Benefits of volunteering on this unique project

The Guriwal Trail program has allowed volunteers to contribute to a worthy ongoing project with great health and social benefits. With all the work so far there has been an increase in diversity of native plant species and an improvement to the site aesthetics. Most importantly it is a space that will be a canvas for cultural knowledge that will be shared with Parklands visitors.

It's a fantastic way to connect with like-minded people and the natural environment while learning new skills and improving your knowledge in native plant, weed identification and control methods.

Next time you’re in the Parklands, keep your eye out for this evolving and exciting project which is located between Randwick Gate and Fernley Grounds next to the bike hire and Greenhouse at Centennial Park Café.

More information about this project below.

Habitat Restoration Volunteers are required to:

  • Understand the goals and objectives of the overall project

  • Work positively and cooperatively within a diverse group

  • Work unsupervised and as part of a team depending upon the task

What do volunteers need?

  • On the day you will need preferably long sleeves and long trousers, sturdy enclosed shoes, wide-brimmed hat, water and sunscreen.

  • No experience is necessary.

  • Good physical fitness is also required – bush revegetation can be hard work.

What to expect

  • This hands-on project involves Bushcare like tasks, such as: removing invasive species, planting, installation of tree guards and important maintenance such as watering.

  • We supply onsite training, all the tools, gloves and morning tea.


Every Wednesday from 9:30am to 12:30pm

Volunteer for the Guriwal Trail Refurbishment Project

Vacancies are currently available for this program.

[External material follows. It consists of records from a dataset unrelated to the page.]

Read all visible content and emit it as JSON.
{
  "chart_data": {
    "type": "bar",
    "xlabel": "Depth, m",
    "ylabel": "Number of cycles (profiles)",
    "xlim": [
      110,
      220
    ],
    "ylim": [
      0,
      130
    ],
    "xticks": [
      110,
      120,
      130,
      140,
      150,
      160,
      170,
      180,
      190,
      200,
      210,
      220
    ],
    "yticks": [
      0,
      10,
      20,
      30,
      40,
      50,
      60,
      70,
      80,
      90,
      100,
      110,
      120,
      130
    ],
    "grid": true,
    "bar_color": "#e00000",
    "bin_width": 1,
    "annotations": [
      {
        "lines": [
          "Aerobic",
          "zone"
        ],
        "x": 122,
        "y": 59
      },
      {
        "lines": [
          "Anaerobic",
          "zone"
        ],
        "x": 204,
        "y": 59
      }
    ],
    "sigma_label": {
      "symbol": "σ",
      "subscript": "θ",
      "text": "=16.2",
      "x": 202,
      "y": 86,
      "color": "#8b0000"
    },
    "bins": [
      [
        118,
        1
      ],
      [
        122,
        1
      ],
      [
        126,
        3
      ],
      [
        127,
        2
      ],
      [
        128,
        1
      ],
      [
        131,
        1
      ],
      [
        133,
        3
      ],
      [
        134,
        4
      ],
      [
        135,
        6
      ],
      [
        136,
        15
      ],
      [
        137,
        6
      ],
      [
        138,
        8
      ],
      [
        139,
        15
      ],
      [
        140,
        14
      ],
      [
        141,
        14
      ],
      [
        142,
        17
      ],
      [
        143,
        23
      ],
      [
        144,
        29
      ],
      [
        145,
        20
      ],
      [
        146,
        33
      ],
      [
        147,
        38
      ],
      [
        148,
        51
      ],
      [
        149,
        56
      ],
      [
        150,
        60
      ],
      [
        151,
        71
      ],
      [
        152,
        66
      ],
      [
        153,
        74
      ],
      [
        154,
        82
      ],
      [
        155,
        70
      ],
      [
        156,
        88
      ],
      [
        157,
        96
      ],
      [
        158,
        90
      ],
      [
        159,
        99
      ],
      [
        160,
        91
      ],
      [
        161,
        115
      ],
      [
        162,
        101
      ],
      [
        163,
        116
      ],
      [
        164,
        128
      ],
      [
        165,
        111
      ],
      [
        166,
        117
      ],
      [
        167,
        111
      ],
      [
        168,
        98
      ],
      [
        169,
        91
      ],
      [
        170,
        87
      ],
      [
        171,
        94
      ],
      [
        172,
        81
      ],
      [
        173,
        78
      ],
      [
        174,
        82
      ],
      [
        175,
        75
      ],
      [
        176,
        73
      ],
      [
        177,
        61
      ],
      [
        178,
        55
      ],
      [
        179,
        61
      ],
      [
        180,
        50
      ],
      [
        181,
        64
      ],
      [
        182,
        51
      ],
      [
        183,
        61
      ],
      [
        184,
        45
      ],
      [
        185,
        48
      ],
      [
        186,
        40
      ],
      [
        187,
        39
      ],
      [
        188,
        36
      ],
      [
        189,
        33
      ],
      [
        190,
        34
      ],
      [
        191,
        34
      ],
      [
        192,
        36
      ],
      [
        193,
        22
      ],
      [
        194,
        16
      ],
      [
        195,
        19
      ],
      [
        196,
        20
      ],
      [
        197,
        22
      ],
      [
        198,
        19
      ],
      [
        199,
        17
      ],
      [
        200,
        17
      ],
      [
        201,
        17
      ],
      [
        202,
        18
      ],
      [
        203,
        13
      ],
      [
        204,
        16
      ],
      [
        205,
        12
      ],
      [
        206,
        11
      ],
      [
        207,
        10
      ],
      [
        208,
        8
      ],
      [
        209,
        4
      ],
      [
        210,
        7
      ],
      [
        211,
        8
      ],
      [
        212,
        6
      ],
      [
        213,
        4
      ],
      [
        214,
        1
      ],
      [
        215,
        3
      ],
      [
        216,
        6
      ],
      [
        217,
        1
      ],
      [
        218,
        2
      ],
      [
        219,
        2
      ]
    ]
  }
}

If you are keen on being involved on a regular basis please register here, or please email us with any enquiries.

This position requires a 6 month minimum commitment of at least 9 sessions. An induction is required to participate in this program.  These take place twice a term. On registration we will contact you with the next available induction day.

Note: The Bird Habitat revegetation project works in conjunction with Guriwal Trail project under the title of Habitat Restoration program.